Less than a year ago, Centre and Oglethorpe, along with six other highly respected liberal arts colleges in the Southeast, came together and formed a new athletic conference -- the Southern Athletic Association (SAA). Sewanee, Rhodes, Berry, Hendrix, Millsaps, and Birmingham Southern are the other six. The eight presidents who govern these schools began our first meeting, held even before the SAA became a reality, with a lengthy conversation about the principles by which we would be governed.

We are part of NCAA Division III and by that common affiliation, some of those principles are already established. Among the most significant of those is the rule that no athletic scholarships can be awarded to any of our students. In Division III, anyway, we continue to subscribe to the idea of the student-athlete, where the student part of that equation really does come first. But we all agreed that simply adhering to the covenants of our division wasn't sufficient for what we intended. It was our collective desire that we build a conference of like-minded schools that from start to finish, from recruitment to graduation, insisting upon the ideal that our student-athletes were to be no different and treated no differently than our student-actors or our student-musicians or our student-researchers.
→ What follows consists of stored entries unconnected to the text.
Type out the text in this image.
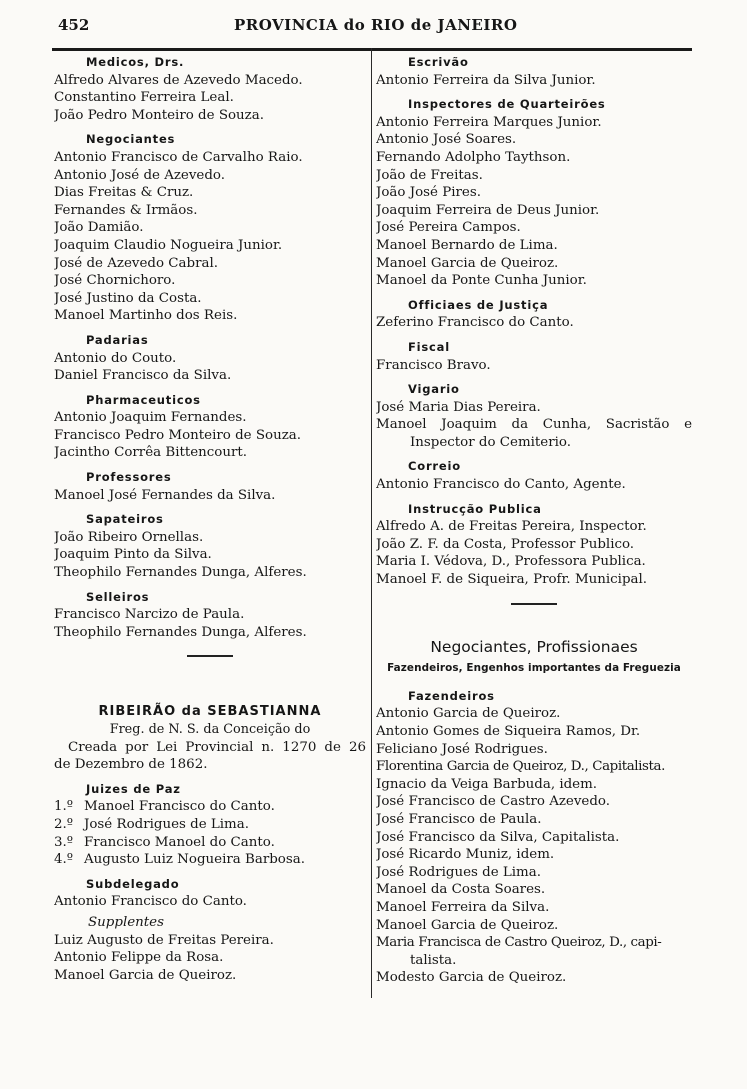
452	PROVINCIA do RIO de JANEIRO
Medicos, Drs.
Alfredo Alvares de Azevedo Macedo.
Constantino Ferreira Leal.
João Pedro Monteiro de Souza.
Negociantes
Antonio Francisco de Carvalho Raio.
Antonio José de Azevedo.
Dias Freitas & Cruz.
Fernandes & Irmãos.
João Damião.
Joaquim Claudio Nogueira Junior.
José de Azevedo Cabral.
José Chornichoro.
José Justino da Costa.
Manoel Martinho dos Reis.
Padarias
Antonio do Couto.
Daniel Francisco da Silva.
Pharmaceuticos
Antonio Joaquim Fernandes.
Francisco Pedro Monteiro de Souza.
Jacintho Corrêa Bittencourt.
Professores
Manoel José Fernandes da Silva.
Sapateiros
João Ribeiro Ornellas.
Joaquim Pinto da Silva.
Theophilo Fernandes Dunga, Alferes.
Selleiros
Francisco Narcizo de Paula.
Theophilo Fernandes Dunga, Alferes.
RIBEIRÃO da SEBASTIANNA
Freg. de N. S. da Conceição do
Creada por Lei Provincial n. 1270 de 26
de Dezembro de 1862.
Juizes de Paz
1.º Manoel Francisco do Canto.
2.º José Rodrigues de Lima.
3.º Francisco Manoel do Canto.
4.º Augusto Luiz Nogueira Barbosa.
Subdelegado
Antonio Francisco do Canto.
Supplentes
Luiz Augusto de Freitas Pereira.
Antonio Felippe da Rosa.
Manoel Garcia de Queiroz.
Escrivão
Antonio Ferreira da Silva Junior.
Inspectores de Quarteirões
Antonio Ferreira Marques Junior.
Antonio José Soares.
Fernando Adolpho Taythson.
João de Freitas.
João José Pires.
Joaquim Ferreira de Deus Junior.
José Pereira Campos.
Manoel Bernardo de Lima.
Manoel Garcia de Queiroz.
Manoel da Ponte Cunha Junior.
Officiaes de Justiça
Zeferino Francisco do Canto.
Fiscal
Francisco Bravo.
Vigario
José Maria Dias Pereira.
Manoel Joaquim da Cunha, Sacristão e
Inspector do Cemiterio.
Correio
Antonio Francisco do Canto, Agente.
Instrucção Publica
Alfredo A. de Freitas Pereira, Inspector.
João Z. F. da Costa, Professor Publico.
Maria I. Védova, D., Professora Publica.
Manoel F. de Siqueira, Profr. Municipal.
Negociantes, Profissionaes
Fazendeiros, Engenhos importantes da Freguezia
Fazendeiros
Antonio Garcia de Queiroz.
Antonio Gomes de Siqueira Ramos, Dr.
Feliciano José Rodrigues.
Florentina Garcia de Queiroz, D., Capitalista.
Ignacio da Veiga Barbuda, idem.
José Francisco de Castro Azevedo.
José Francisco de Paula.
José Francisco da Silva, Capitalista.
José Ricardo Muniz, idem.
José Rodrigues de Lima.
Manoel da Costa Soares.
Manoel Ferreira da Silva.
Manoel Garcia de Queiroz.
Maria Francisca de Castro Queiroz, D., capi-
talista.
Modesto Garcia de Queiroz.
One of the ideas that we began to experiment with is to bring our teams together during a weekend of competition for food, fellowship, and education. This Saturday evening will be our first formal attempt at this at Oglethorpe. I am hoping we will split the double-header to keep things balanced, but heck, if we win two, I am good with that as well. I have designated myself as the inaugural keynote speaker. As a former collegiate athlete, I have a keen appreciation for just how long these players will want to hear me talk after playing all day. That would be about 45 seconds, but I plan to try to keep their attention for a bit longer than that. I have chosen as my subject matter the letter "P". "P" as in Paterno, Petrino, Pitino. Pearl (that would be Bruce), and now Pernetti (as in the Rutgers Athletic Director). Admittedly, all of the bad behavior of these men happened in big-time Division I athletics, but there are lessons to be learned for us, even from the big boys.

There are lots of platitudes thrown around about participating in athletics: it builds character, teamwork, a healthy sense of competition. And, indeed, being an athlete can do all that. But today, intercollegiate athletics has been horribly corrupted and one is as likely to be exposed to bad characters and unethical behavior as you are to be taught all the good lessons of life. It's up to our coaches and our athletes to be the standard bearers for all those good things. That will be my message Saturday night.